Parece que extrañar a nuestros amigos y seres queridos durante la cuarentena no le pasa unicamente a los humanos, ya que un acuario de Tokio ha pedido ayuda para que voluntarios se pongan en contacto con sus anguilas a través de videollamadas, para que este particular pez no pierda contacto con los humanos.

“Ya que el acuario ha estado cerrado bastante tiempo, los animales no están viendo a nadie a parte de los trabajadores.
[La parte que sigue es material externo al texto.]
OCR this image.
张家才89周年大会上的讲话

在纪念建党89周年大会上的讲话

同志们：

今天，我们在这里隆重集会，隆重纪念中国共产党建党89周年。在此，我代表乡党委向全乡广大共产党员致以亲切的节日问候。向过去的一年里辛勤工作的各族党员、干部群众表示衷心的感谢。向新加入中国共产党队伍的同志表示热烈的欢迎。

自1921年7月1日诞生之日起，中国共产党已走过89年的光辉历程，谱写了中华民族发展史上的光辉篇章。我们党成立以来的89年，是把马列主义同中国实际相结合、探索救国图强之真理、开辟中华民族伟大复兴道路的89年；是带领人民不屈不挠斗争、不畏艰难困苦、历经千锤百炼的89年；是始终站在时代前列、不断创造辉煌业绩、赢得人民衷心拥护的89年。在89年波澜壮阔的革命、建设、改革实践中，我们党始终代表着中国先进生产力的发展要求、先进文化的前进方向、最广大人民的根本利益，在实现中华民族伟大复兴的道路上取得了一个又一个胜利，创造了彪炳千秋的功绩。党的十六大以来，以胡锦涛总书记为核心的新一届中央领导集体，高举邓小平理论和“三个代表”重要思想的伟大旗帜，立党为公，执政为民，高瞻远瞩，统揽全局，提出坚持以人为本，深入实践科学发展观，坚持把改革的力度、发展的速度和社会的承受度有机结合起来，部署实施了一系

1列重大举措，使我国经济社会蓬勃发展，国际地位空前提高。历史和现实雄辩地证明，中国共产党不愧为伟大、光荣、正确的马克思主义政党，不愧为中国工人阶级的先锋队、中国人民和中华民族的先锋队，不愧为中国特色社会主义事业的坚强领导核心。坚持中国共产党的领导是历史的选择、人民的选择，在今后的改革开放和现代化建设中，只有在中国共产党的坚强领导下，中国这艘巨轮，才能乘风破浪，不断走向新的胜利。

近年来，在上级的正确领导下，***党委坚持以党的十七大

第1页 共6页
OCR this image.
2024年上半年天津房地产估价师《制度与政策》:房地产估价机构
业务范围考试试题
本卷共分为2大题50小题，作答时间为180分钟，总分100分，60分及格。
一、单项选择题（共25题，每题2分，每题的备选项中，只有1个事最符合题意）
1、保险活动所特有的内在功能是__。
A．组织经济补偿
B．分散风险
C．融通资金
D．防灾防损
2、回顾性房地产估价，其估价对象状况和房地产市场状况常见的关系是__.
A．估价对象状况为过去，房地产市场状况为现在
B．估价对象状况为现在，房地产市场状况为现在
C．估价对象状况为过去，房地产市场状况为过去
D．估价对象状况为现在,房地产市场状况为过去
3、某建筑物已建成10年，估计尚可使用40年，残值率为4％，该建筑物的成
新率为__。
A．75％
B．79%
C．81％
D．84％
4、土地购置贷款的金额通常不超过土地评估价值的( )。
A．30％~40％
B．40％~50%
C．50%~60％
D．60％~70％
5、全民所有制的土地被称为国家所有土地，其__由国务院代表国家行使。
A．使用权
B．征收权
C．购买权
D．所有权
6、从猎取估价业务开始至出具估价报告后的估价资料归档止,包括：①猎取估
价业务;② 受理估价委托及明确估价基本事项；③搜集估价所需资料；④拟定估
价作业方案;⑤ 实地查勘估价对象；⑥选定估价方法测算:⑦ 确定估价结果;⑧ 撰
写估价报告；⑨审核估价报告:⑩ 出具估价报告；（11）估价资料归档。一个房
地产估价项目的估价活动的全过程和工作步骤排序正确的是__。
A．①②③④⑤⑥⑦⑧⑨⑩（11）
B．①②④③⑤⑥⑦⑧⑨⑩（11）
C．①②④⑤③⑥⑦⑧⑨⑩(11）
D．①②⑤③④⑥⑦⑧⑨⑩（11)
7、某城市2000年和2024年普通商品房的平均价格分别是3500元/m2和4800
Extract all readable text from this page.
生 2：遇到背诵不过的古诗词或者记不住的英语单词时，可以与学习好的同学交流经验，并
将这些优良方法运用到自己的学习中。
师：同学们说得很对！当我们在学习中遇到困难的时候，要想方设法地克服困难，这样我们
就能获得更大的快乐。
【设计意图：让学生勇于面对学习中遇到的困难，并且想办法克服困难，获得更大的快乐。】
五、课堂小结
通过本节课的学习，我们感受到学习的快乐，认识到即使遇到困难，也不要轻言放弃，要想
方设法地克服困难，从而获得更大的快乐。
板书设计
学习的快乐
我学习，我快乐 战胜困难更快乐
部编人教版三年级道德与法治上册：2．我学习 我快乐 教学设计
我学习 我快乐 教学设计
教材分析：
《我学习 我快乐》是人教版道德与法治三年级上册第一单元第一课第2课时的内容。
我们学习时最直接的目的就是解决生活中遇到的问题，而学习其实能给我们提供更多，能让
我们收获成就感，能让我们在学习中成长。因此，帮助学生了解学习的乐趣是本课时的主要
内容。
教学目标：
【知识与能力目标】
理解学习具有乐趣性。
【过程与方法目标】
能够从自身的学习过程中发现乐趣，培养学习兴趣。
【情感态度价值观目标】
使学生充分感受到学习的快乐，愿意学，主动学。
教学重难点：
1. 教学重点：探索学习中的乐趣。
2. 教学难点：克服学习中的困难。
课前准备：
Se están empezando a olvidar de los humanos”, puede leerse en un comunicado del acuario. “Las anguilas verdes, en particular, han empezado a enterrarse en la arena para esconderse incluso cuando los trabajadores del acuario pasan por delante de sus tanques”.

Esto, según explican los responsables del acuario, puede ser un problema, ya que de esta manera no pueden examinar a estos animales para ver si están sanos. Mientras tanto han decidido organizar una iniciativa que consiste en instalar tablets delante de las peceras para que las anguilas puedan ver rostros humanos.

Pero la convocatoria está abierta y aunque parezca raro se necesitan voluntarios para videollamadas con anguilas. Los responsables recomiendan a los voluntarios que muestren sus rostros frente a la cámara pero que no hagan ruidos estridentes para que los animales no se asusten.